The report shows that the resilience of growth varied considerably across European countries. The countries where household incomes were most resilient had a mix of policies marked by flexible labor markets paired with active labor market policies and protection for the poorest, together with competition and regulatory policies that allow firms to quickly adjust production and new firms to enter. Of particular importance is the role of poverty-targeted social protection institutions – not yet universal in the EU – that can quickly absorb those who are at risk of falling into poverty when shocks hit.

The report’s analysis also underlines the role of a policy environment marked by trust between government, labor unions and the private sector – which leads to better formulation of the sorts of institutions most conducive to safeguarding economies against major shocks such as those experienced since 2008.

Banerji added: “People’s confidence in the institutions that govern them plays a fundamental role in the economic stability of a nation. High levels of inequality and distrust can put that stability in jeopardy and restrict a government’s response to an unforeseen crisis. The stronger a country’s institutions are, the quicker it will be able to rebound, recovering jobs and economic activity, after a slowdown.”

The report highlights a ‘vicious cycle’ whereby an increase in inequality erodes public trust, which weakens the resilience of national institutions. In turn, those weaker institutions are then shown to perpetuate increased distrust among the public.

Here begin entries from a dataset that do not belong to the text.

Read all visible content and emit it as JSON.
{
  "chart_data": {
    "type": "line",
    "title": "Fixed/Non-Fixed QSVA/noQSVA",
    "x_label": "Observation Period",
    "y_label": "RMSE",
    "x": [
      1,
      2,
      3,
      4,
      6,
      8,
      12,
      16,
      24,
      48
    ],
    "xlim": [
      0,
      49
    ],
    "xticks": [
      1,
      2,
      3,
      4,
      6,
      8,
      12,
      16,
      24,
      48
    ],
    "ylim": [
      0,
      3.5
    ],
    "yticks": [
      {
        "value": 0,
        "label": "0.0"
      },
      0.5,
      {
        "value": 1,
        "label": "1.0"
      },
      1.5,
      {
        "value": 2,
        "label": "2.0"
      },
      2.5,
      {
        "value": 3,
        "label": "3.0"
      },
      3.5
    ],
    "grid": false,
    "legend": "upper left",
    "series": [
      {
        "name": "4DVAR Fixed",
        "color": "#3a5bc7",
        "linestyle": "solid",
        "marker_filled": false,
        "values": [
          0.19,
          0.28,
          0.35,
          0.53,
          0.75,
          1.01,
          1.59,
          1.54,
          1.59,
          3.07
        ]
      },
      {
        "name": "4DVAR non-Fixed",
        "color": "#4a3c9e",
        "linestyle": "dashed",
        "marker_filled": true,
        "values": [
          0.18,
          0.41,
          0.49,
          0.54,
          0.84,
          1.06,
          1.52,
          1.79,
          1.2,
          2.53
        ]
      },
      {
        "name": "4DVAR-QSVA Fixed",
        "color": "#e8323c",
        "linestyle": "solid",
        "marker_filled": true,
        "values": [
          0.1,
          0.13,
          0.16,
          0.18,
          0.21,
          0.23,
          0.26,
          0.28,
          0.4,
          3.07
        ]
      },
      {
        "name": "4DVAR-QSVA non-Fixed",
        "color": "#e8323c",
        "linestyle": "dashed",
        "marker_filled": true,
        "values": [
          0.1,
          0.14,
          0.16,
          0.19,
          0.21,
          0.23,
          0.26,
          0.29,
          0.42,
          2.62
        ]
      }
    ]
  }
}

Half of the EU’s 28 Member States were found to have below average levels of public trust in their governing institutions.

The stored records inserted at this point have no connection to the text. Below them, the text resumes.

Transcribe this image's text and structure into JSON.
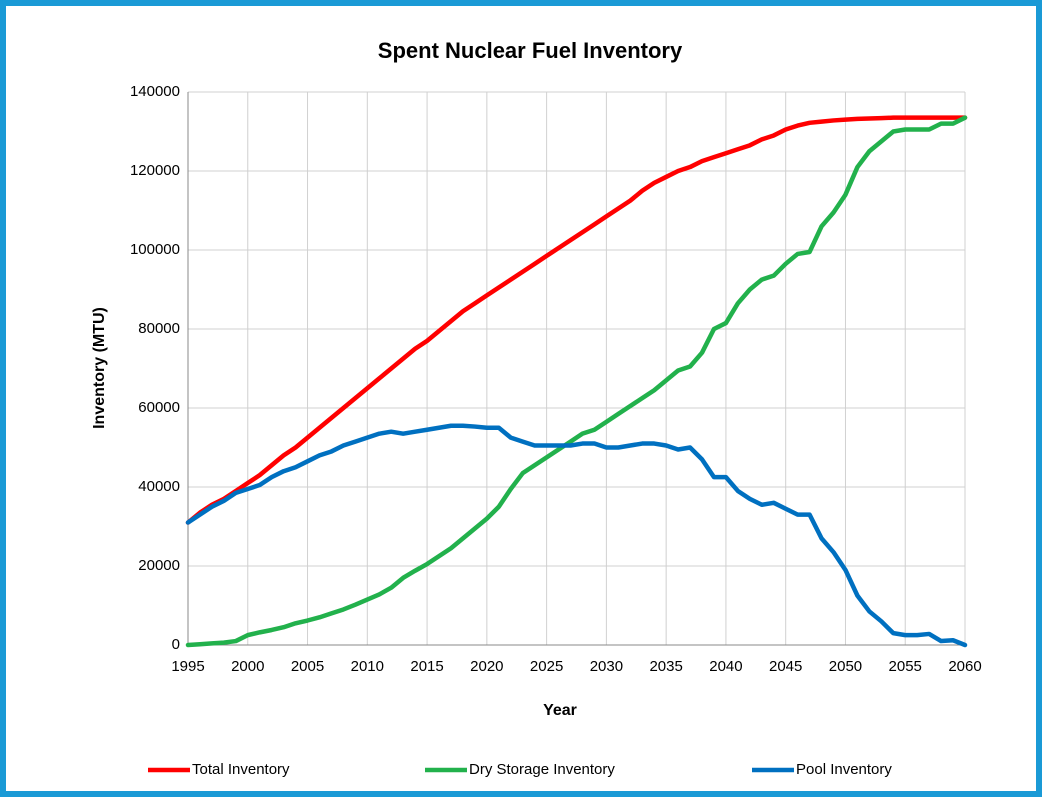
{
  "chart_data": {
    "type": "line",
    "title": "Spent Nuclear Fuel Inventory",
    "x_label": "Year",
    "y_label": "Inventory (MTU)",
    "x": [
      1995,
      1996,
      1997,
      1998,
      1999,
      2000,
      2001,
      2002,
      2003,
      2004,
      2005,
      2006,
      2007,
      2008,
      2009,
      2010,
      2011,
      2012,
      2013,
      2014,
      2015,
      2016,
      2017,
      2018,
      2019,
      2020,
      2021,
      2022,
      2023,
      2024,
      2025,
      2026,
      2027,
      2028,
      2029,
      2030,
      2031,
      2032,
      2033,
      2034,
      2035,
      2036,
      2037,
      2038,
      2039,
      2040,
      2041,
      2042,
      2043,
      2044,
      2045,
      2046,
      2047,
      2048,
      2049,
      2050,
      2051,
      2052,
      2053,
      2054,
      2055,
      2056,
      2057,
      2058,
      2059,
      2060
    ],
    "series": [
      {
        "name": "Total Inventory",
        "color": "#ff0000",
        "values": [
          31000,
          33500,
          35500,
          37000,
          39000,
          41000,
          43000,
          45500,
          48000,
          50000,
          52500,
          55000,
          57500,
          60000,
          62500,
          65000,
          67500,
          70000,
          72500,
          75000,
          77000,
          79500,
          82000,
          84500,
          86500,
          88500,
          90500,
          92500,
          94500,
          96500,
          98500,
          100500,
          102500,
          104500,
          106500,
          108500,
          110500,
          112500,
          115000,
          117000,
          118500,
          120000,
          121000,
          122500,
          123500,
          124500,
          125500,
          126500,
          128000,
          129000,
          130500,
          131500,
          132200,
          132500,
          132800,
          133000,
          133200,
          133300,
          133400,
          133500,
          133500,
          133500,
          133500,
          133500,
          133500,
          133500
        ]
      },
      {
        "name": "Dry Storage Inventory",
        "color": "#22b14c",
        "values": [
          0,
          200,
          400,
          600,
          1000,
          2500,
          3200,
          3800,
          4500,
          5500,
          6200,
          7000,
          8000,
          9000,
          10200,
          11500,
          12800,
          14500,
          17000,
          18800,
          20500,
          22500,
          24500,
          27000,
          29500,
          32000,
          35000,
          39500,
          43500,
          45500,
          47500,
          49500,
          51500,
          53500,
          54500,
          56500,
          58500,
          60500,
          62500,
          64500,
          67000,
          69500,
          70500,
          74000,
          80000,
          81500,
          86500,
          90000,
          92500,
          93500,
          96500,
          99000,
          99500,
          106000,
          109500,
          114000,
          121000,
          125000,
          127500,
          130000,
          130500,
          130500,
          130500,
          132000,
          132000,
          133500
        ]
      },
      {
        "name": "Pool Inventory",
        "color": "#0070c0",
        "values": [
          31000,
          33000,
          35000,
          36500,
          38500,
          39500,
          40500,
          42500,
          44000,
          45000,
          46500,
          48000,
          49000,
          50500,
          51500,
          52500,
          53500,
          54000,
          53500,
          54000,
          54500,
          55000,
          55500,
          55500,
          55300,
          55000,
          55000,
          52500,
          51500,
          50500,
          50500,
          50500,
          50500,
          51000,
          51000,
          50000,
          50000,
          50500,
          51000,
          51000,
          50500,
          49500,
          50000,
          47000,
          42500,
          42500,
          39000,
          37000,
          35500,
          36000,
          34500,
          33000,
          33000,
          27000,
          23500,
          19000,
          12500,
          8500,
          6000,
          3000,
          2500,
          2500,
          2800,
          1000,
          1200,
          0
        ]
      }
    ],
    "xlim": [
      1995,
      2060
    ],
    "xticks": [
      1995,
      2000,
      2005,
      2010,
      2015,
      2020,
      2025,
      2030,
      2035,
      2040,
      2045,
      2050,
      2055,
      2060
    ],
    "ylim": [
      0,
      140000
    ],
    "yticks": [
      0,
      20000,
      40000,
      60000,
      80000,
      100000,
      120000,
      140000
    ],
    "grid": true,
    "legend": "bottom"
  }
}
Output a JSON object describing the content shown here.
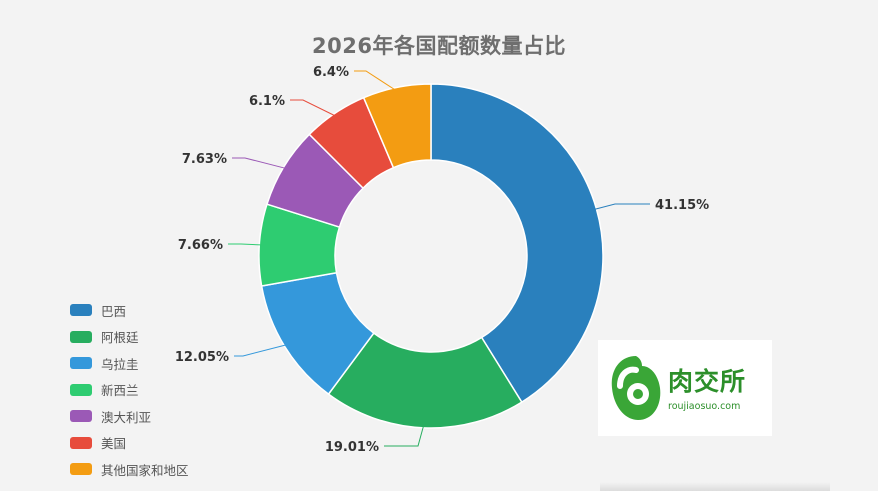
{
  "chart_data": {
    "type": "pie",
    "title": "2026年各国配额数量占比",
    "legend_position": "bottom-left",
    "donut": true,
    "slices": [
      {
        "label": "巴西",
        "value": 41.15,
        "value_label": "41.15%",
        "color": "#2a80bd"
      },
      {
        "label": "阿根廷",
        "value": 19.01,
        "value_label": "19.01%",
        "color": "#27ad5f"
      },
      {
        "label": "乌拉圭",
        "value": 12.05,
        "value_label": "12.05%",
        "color": "#3498db"
      },
      {
        "label": "新西兰",
        "value": 7.66,
        "value_label": "7.66%",
        "color": "#2ecc71"
      },
      {
        "label": "澳大利亚",
        "value": 7.63,
        "value_label": "7.63%",
        "color": "#9b59b6"
      },
      {
        "label": "美国",
        "value": 6.1,
        "value_label": "6.1%",
        "color": "#e74c3c"
      },
      {
        "label": "其他国家和地区",
        "value": 6.4,
        "value_label": "6.4%",
        "color": "#f39c12"
      }
    ]
  },
  "logo": {
    "name": "肉交所",
    "url": "roujiaosuo.com",
    "color": "#2c8f2a"
  }
}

“Some EU countries need to find new ways to absorb economic shocks effectively while ensuring that the eventual rebound will be inclusive and not leave sections of society behind. That’s a major trust problem Europe is facing today,” Rogier van den Brink, Lead Economist at the World Bank,“Lack of trust has implications for volatility in employment and competitiveness, while higher levels of trust lead to more output and sustained levels of household income.”